The high-level gathering ended with a bank of measures being proposed and the showcasing of successful initiatives to rid the world of the corrosive influence of corruption, as speaker after speaker stressed its human costs and the need to come up with real-life solutions.
The development of a Commonwealth Standard to tackle corruption, an initiative to grow regional networks of national anti-corruption agencies, and efforts to make information about companies publicly available to help expose fraud and tackle money laundering, were just some of the proposals outlined at the day-long event on 11 May.

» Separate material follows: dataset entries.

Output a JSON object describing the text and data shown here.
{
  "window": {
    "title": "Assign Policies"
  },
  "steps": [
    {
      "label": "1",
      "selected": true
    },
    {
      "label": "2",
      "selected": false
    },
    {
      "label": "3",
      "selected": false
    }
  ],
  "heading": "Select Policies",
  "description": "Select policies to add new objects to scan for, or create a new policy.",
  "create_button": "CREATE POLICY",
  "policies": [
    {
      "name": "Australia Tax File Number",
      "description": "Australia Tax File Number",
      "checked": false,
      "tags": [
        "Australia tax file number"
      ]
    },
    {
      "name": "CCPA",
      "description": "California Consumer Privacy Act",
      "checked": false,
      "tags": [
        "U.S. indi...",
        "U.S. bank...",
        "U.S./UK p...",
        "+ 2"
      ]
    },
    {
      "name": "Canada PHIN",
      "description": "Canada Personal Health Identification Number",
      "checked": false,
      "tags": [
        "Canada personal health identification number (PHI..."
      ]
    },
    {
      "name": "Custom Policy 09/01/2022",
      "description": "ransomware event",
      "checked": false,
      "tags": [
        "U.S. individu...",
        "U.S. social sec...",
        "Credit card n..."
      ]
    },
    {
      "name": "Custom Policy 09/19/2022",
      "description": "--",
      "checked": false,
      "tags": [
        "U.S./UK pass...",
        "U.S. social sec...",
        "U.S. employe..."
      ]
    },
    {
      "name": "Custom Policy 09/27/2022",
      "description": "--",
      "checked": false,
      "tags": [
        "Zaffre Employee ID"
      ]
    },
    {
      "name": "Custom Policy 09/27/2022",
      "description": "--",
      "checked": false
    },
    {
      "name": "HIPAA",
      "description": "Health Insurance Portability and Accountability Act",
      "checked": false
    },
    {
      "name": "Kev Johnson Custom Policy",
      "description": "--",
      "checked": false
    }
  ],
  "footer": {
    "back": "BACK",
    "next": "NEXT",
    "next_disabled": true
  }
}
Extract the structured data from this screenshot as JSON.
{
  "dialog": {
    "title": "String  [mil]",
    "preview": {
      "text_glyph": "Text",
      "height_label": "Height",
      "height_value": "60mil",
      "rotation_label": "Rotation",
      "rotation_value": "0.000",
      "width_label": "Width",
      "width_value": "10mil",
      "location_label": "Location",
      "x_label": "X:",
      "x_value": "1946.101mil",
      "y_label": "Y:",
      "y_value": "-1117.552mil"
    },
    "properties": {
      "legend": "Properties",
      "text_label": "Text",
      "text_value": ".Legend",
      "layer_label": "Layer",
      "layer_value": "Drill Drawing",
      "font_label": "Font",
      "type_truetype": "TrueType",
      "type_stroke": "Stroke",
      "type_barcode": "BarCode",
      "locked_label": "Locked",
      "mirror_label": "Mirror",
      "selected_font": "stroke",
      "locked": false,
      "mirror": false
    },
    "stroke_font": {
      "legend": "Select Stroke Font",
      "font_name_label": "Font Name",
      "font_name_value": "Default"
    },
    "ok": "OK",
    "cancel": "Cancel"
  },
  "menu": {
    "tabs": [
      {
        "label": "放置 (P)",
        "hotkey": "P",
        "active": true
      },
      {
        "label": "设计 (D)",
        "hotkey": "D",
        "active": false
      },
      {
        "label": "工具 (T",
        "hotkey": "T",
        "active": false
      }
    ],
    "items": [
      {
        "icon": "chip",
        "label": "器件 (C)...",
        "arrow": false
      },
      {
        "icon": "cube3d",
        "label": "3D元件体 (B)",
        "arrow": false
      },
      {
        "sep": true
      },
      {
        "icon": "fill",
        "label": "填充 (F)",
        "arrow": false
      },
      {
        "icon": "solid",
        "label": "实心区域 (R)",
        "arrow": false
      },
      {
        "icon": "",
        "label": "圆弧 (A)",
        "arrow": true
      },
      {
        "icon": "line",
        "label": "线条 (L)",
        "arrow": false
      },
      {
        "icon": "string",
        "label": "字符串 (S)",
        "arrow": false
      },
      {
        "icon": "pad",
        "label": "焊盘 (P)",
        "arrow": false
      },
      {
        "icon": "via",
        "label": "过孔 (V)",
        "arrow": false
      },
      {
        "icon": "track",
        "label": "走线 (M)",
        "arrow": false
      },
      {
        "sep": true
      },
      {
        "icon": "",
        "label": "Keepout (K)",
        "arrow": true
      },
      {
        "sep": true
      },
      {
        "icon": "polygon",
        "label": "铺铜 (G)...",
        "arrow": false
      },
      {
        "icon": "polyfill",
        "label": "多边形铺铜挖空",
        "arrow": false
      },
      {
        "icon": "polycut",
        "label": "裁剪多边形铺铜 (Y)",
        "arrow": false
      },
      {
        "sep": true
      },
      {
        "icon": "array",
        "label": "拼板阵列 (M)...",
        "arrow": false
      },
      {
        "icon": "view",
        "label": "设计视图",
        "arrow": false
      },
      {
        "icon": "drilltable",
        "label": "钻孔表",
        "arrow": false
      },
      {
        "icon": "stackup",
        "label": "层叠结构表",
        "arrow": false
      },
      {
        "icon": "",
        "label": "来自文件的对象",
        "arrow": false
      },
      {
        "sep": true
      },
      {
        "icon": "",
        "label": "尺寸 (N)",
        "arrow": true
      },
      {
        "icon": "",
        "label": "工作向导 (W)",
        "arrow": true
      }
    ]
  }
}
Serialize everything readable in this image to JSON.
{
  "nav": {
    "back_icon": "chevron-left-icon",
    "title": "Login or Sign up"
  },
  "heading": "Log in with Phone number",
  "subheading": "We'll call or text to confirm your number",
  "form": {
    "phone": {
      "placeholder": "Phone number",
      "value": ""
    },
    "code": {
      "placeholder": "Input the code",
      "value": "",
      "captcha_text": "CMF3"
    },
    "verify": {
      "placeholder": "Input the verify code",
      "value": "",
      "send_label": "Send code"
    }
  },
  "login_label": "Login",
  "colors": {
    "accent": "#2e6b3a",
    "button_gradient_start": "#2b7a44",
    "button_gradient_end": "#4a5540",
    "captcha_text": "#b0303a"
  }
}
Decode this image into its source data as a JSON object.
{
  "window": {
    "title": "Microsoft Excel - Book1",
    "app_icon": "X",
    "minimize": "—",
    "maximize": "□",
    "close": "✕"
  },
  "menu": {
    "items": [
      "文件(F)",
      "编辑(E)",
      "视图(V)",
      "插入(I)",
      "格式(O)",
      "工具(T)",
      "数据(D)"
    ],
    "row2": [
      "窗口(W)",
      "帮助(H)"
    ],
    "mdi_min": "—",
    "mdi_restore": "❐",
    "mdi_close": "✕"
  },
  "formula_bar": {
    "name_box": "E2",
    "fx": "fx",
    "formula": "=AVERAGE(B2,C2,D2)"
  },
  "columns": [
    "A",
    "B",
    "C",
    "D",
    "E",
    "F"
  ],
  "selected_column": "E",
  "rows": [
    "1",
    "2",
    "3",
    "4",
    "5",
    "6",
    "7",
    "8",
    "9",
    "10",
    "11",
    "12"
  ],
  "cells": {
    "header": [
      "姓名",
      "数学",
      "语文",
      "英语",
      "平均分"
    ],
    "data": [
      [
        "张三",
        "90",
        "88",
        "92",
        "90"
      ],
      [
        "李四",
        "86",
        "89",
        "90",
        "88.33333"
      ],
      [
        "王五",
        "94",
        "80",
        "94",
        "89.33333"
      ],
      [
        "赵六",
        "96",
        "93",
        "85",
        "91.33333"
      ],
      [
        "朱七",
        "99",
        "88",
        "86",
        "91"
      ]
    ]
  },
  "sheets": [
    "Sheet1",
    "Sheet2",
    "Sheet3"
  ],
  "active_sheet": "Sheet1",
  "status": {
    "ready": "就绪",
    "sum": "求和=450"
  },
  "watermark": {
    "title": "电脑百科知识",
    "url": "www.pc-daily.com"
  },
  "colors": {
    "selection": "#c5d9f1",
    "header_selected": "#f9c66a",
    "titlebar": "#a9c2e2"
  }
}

Organised by the Commonwealth Secretariat in partnership with Transparency International, Thomson Reuters, Omidyar Network, the Commonwealth Enterprise and Investment Council, the B Team, and the ONE campaign, the Tackling Corruption Together conference at Marlborough House attracted more than 300 participants.
Delivering the keynote speech at the conference this morning, President Muhammadu Buhari of Nigeria, who has pledged to drive out corruption at home, called for an international initiative to deal with cross-border corruption and facilitate the return of stolen assets.
“I therefore call for the establishment of an international anti-corruption infrastructure that will monitor, trace and facilitate the return of such assets to their countries of origin,” he told delegates. “It is important to stress that the repatriation of identified stolen funds should be done without delay or preconditions.”
The conference precedes the Anti-Corruption Summit: London 2016 on 12 May, hosted by the Prime Minister of the United Kingdom, which aims to agree a package of practical steps to expose and drive out corrupt practices.
In the final conference panel session, Prime Minister Joseph Muscat of Malta, who is currently Commonwealth Chair-in-Office, described how his government has given greater protection to whistle-blowers, introduced strict party financing rules, and removed a 10-year legal time-out under which politicians could not be held accountable for historical corruption offences.
He said: “Are we perfect? No we are not! Are we free from controversy? No we are not! But what we have done has given a clear signal to our society that we mean business in tackling corruption - and we are eager to share and eager to learn.”
In her closing remarks, Commonwealth Secretary-General Patricia Scotland commended the leaders of Nigeria and Malta for their “brave and courageous” agenda and urged all participants at tomorrow’s event to work towards concrete outcomes. “I go to tomorrow’s summit with your collective voices fresh from today to set out those principles that have been advocated,” she said.
“Tackling corruption is not about rich countries lecturing poor ones, or the big imposing on the small, but about telling home truths by looking out for each other,” she said.
“President Buhari rightly described corruption as a hydra-headed-monster, which threatens the security of countries and does not differentiate between developed and developing countries. As a Commonwealth of 53 countries of different sizes and shapes but with so many common aims and values, we know that to be true.”
Earlier, the UK Secretary of State for International Development, Justine Greening, spoke about the importance of empowering citizens and supporting whistle-blowers. She also urged businesses to join the fight.
Their role is “much more than corporate responsibility,” she said. “It’s in businesses’ best interest to join the fight against corruption, because corruption is bad for business. Governments will play their part but the onus is also on businesses themselves to take action on transparency on procurement, on who they are working with.”